What I’ve learned after judging maybe a dozen of these competitions is you’re not really filling the role of the investor or the customer, you’re preparing the entrepreneur to face the investor or the customer. And in that, there are three things you need to do.
1) Do some research
It’s not cheating. If you can get any background or history on these companies ahead of time, go ahead and do so. This saves the judges from asking basic questions like “How do you plan on selling your product?”
And as for remaining true-to-life, any investor or customer that is listening to your pitch cold is doing someone a favor, and likely not interested in your product anyway. In my mind, the entrepreneur is there to sell, not to explain.
When it’s time for Q&A, I make sure I have some feedback to add to the questions. Sometimes it’s about the product, sometimes it’s about the pitch. But it’s always along the lines of whatever question I’m about to ask, never like “Those jeans are horrible! Have you applied for a patent?”
3) Don’t be a douche
Unless you’re actually in a position to be able to write a check at the end of the pitch, don’t be overtly negative. Especially with college or very early stage startups. You’re there first-and-foremost as a learning experience for when they go to pitch to real investors and customers.

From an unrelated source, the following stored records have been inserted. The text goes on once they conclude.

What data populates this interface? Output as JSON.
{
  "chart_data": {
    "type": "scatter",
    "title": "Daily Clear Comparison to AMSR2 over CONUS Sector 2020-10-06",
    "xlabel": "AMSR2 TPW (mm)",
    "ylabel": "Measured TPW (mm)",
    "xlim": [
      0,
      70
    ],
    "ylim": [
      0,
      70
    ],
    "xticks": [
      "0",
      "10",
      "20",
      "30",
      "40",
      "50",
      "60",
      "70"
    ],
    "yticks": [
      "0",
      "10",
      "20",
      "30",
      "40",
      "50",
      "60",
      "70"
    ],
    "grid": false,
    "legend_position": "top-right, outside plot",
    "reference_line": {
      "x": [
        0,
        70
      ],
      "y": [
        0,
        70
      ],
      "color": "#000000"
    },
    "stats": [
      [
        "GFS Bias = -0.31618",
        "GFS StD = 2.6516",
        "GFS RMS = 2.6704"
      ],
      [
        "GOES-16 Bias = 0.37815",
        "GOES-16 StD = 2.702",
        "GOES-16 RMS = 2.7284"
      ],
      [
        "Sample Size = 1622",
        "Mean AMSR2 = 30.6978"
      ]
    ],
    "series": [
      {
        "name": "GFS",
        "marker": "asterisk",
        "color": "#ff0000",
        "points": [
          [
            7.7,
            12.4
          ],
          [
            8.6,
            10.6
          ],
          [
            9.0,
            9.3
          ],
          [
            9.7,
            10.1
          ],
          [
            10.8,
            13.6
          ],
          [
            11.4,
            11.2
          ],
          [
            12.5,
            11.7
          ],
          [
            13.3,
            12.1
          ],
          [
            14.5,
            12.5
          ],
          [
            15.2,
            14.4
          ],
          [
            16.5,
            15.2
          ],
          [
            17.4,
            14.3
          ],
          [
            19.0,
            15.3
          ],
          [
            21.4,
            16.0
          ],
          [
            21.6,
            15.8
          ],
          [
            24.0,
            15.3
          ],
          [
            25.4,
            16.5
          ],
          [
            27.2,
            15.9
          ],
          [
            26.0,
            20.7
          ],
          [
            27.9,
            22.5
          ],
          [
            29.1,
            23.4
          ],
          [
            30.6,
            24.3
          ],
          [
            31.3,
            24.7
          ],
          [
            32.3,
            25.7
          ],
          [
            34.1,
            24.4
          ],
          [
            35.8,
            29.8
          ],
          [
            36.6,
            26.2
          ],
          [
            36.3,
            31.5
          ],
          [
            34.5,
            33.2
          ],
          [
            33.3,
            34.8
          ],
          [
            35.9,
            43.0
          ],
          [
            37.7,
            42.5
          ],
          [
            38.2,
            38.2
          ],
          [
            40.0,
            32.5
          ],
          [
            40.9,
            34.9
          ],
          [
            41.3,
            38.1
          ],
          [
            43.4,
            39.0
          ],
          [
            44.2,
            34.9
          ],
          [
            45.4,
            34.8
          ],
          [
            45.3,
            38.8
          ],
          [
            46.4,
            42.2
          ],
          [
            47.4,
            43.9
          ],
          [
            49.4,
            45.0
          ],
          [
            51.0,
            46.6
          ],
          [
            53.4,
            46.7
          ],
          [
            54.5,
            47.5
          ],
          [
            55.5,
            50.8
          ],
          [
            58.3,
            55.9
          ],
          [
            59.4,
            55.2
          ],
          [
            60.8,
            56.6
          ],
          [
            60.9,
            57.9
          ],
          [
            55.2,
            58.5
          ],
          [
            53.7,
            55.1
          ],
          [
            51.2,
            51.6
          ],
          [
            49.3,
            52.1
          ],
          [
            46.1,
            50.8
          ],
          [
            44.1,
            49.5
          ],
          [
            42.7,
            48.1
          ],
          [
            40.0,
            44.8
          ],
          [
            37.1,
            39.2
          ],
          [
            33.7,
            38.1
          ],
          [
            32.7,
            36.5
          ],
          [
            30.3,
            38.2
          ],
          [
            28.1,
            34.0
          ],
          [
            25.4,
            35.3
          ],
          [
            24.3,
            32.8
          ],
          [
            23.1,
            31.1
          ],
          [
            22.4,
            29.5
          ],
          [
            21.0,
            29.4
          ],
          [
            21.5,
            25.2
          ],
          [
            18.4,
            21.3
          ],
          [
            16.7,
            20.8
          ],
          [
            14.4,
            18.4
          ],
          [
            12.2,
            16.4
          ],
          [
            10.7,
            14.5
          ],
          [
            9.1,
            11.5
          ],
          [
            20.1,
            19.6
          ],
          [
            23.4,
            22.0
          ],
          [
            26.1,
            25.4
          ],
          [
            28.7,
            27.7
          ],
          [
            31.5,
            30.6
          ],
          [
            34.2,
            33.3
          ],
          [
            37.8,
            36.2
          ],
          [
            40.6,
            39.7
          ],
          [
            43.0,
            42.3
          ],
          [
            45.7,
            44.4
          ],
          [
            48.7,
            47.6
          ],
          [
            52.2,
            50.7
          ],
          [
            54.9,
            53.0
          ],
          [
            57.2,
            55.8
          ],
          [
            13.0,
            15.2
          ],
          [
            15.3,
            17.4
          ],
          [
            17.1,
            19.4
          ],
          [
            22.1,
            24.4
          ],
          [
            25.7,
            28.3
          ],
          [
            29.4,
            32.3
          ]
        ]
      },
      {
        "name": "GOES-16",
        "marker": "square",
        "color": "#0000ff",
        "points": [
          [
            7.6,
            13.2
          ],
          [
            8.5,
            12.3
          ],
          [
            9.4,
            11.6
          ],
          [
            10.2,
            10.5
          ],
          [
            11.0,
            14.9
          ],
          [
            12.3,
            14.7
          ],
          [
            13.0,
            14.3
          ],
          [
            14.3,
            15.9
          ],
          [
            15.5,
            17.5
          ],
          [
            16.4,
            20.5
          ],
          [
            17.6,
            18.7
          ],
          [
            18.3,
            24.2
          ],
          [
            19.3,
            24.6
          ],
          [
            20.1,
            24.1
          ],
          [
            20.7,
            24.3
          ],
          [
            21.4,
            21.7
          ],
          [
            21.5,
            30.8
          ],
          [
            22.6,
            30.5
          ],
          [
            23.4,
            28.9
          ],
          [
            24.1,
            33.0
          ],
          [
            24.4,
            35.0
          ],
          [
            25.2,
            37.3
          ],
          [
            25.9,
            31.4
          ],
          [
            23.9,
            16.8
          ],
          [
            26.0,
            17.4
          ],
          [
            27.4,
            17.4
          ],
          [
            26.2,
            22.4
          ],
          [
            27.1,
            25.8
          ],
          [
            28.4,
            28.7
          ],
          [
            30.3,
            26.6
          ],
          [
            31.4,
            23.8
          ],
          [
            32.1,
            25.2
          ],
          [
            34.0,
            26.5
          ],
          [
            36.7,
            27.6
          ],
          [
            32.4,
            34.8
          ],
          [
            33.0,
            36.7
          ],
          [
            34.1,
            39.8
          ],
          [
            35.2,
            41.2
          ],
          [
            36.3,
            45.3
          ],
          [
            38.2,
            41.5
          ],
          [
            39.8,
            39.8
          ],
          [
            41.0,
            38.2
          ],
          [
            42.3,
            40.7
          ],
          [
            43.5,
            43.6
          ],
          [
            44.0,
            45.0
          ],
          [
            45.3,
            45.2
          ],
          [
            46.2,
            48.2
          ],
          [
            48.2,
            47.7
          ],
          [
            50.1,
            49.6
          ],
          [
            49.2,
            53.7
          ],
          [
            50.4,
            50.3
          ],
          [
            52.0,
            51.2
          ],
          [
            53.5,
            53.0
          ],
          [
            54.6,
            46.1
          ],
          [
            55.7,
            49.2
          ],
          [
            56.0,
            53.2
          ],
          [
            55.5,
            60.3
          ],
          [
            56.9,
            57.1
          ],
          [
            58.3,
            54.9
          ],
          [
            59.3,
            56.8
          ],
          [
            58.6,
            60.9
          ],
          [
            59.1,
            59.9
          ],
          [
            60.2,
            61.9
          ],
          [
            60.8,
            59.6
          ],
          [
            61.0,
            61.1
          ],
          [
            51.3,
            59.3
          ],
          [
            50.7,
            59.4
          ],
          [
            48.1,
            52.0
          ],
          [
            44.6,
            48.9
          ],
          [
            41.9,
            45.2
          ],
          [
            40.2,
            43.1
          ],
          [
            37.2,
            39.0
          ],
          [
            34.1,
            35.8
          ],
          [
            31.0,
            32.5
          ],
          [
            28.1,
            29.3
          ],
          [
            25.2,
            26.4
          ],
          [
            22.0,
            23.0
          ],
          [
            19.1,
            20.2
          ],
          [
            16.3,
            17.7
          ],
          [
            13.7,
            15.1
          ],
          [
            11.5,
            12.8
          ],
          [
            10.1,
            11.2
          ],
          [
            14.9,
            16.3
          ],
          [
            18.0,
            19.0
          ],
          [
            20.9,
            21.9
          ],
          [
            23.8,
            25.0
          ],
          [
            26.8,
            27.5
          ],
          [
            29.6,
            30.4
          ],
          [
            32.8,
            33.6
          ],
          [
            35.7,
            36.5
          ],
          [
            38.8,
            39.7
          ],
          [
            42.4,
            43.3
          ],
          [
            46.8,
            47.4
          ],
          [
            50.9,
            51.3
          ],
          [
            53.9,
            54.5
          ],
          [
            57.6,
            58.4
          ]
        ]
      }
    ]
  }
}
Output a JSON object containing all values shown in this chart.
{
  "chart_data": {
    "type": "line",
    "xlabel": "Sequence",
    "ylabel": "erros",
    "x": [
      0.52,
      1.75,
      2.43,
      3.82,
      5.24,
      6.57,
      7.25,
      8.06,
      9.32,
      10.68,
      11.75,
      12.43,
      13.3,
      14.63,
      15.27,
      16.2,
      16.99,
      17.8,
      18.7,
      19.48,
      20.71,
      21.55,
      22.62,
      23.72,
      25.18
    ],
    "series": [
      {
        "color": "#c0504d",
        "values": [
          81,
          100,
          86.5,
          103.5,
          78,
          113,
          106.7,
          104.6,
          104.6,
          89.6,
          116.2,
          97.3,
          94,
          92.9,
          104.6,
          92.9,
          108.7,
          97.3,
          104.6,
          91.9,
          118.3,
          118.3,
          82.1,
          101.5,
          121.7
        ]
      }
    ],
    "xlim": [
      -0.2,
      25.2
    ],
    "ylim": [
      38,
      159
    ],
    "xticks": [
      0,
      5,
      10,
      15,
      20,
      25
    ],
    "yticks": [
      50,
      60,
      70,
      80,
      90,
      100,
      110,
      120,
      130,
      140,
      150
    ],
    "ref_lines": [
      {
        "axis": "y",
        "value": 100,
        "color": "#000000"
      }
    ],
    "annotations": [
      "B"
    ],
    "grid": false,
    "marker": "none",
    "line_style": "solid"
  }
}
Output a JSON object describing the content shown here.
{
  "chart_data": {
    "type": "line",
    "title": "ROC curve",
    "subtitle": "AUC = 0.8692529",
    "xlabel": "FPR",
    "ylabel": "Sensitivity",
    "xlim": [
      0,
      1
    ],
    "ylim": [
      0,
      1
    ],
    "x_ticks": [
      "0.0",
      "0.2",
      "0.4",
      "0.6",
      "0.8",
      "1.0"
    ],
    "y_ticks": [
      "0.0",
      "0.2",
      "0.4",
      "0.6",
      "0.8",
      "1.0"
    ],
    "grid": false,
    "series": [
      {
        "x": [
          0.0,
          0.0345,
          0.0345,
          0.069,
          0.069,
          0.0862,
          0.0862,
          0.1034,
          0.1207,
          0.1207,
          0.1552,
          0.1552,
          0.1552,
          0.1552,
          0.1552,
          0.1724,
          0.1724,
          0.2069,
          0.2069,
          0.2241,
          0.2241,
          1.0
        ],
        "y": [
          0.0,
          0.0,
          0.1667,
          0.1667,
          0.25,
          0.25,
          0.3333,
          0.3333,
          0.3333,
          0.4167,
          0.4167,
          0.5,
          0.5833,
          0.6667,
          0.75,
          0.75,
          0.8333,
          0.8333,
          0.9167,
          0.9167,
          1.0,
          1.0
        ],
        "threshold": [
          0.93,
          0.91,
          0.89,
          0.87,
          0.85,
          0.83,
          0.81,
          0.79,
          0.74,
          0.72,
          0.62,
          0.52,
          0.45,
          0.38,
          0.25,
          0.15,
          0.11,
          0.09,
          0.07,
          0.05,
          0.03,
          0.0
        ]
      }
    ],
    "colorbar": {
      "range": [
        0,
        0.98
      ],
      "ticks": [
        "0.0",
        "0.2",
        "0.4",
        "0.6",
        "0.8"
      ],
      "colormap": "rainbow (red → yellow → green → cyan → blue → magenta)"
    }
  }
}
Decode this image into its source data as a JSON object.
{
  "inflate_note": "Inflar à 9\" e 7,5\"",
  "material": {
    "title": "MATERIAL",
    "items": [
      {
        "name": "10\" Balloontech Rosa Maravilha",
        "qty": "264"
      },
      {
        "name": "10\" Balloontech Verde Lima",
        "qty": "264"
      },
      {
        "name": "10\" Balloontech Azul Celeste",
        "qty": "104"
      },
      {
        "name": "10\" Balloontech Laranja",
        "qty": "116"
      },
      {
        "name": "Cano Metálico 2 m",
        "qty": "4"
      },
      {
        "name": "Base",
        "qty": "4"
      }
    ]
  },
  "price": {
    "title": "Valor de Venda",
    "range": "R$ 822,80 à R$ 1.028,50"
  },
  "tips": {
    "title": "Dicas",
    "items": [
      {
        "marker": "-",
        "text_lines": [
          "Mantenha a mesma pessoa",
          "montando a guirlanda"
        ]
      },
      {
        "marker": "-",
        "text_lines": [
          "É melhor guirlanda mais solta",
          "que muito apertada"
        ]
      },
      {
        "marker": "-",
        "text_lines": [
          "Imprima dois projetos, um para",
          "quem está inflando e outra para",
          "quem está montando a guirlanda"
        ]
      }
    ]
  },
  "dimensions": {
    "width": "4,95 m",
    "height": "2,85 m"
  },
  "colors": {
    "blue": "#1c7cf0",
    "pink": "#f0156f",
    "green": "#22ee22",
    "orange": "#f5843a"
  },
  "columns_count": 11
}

Most of the time, when I hear abject negativity from a judge, it’s because they don’t know enough about the subject matter to be able to ask relevant questions, but they don’t want people to think that. Like Shark Tank. If you don’t have a question or constructive feedback, keep your mouth shut.
Can you tell I’m talking to previous judges I’ve worked with?
So there, now you know everything you need to know to judge a startup competition, provided you have a decent amount of experience as an entrepreneur.